У входной двери позвонили; де Вриндт вздрогнул, нахмурился, прошаркал к двери. И тотчас обрадовался, поспешно провел англичанина в комнаты и обещал сразу же сварить кофе. Оба они достаточно долго прожили на Востоке и знали, что отказываться от чашечки кофе ни в коем случае нельзя; вдобавок сдобренная сахаром кипящая вода уничтожает куда больше содержащихся в зернах вредных веществ, чем при европейском способе приготовления кофе. Л. Б. Эрмин попросил разрешения снять пиджак и, сняв его, расположился на диване, прислонясь к прохладной стене и наблюдая, как де Вриндт снует туда-сюда, заваривая в медной турке давно смолотый кофе, а затем подает его на стол.
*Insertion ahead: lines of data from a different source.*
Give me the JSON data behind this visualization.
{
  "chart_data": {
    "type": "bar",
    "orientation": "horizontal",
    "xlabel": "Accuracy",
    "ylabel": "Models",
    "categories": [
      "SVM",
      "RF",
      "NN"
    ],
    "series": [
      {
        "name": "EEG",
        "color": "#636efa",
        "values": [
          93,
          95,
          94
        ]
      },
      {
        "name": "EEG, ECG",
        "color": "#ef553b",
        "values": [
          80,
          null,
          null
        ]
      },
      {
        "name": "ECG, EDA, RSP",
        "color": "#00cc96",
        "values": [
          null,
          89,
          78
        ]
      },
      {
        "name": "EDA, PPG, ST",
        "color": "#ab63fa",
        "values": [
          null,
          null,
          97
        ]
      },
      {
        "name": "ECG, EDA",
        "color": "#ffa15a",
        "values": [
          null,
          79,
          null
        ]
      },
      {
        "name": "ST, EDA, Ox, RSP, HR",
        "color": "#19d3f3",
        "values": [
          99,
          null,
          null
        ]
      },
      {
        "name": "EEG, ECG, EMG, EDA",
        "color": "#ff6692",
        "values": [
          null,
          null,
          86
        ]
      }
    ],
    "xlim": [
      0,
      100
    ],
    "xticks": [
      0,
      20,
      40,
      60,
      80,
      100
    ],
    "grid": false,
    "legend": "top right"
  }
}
Цицит[16] на рубашке — своего рода бестолковый защитный нагрудник, каждый раз думал Эрмин, вспоминая войну, — эти длинные белые шелковые нити, разлетаясь, повторяли каждое движение хозяина, когда он поставил перед гостем латунный поднос с двумя чашечками и шкатулку, в которой лежали черно-коричневые индийские сигары, крепкие черуты.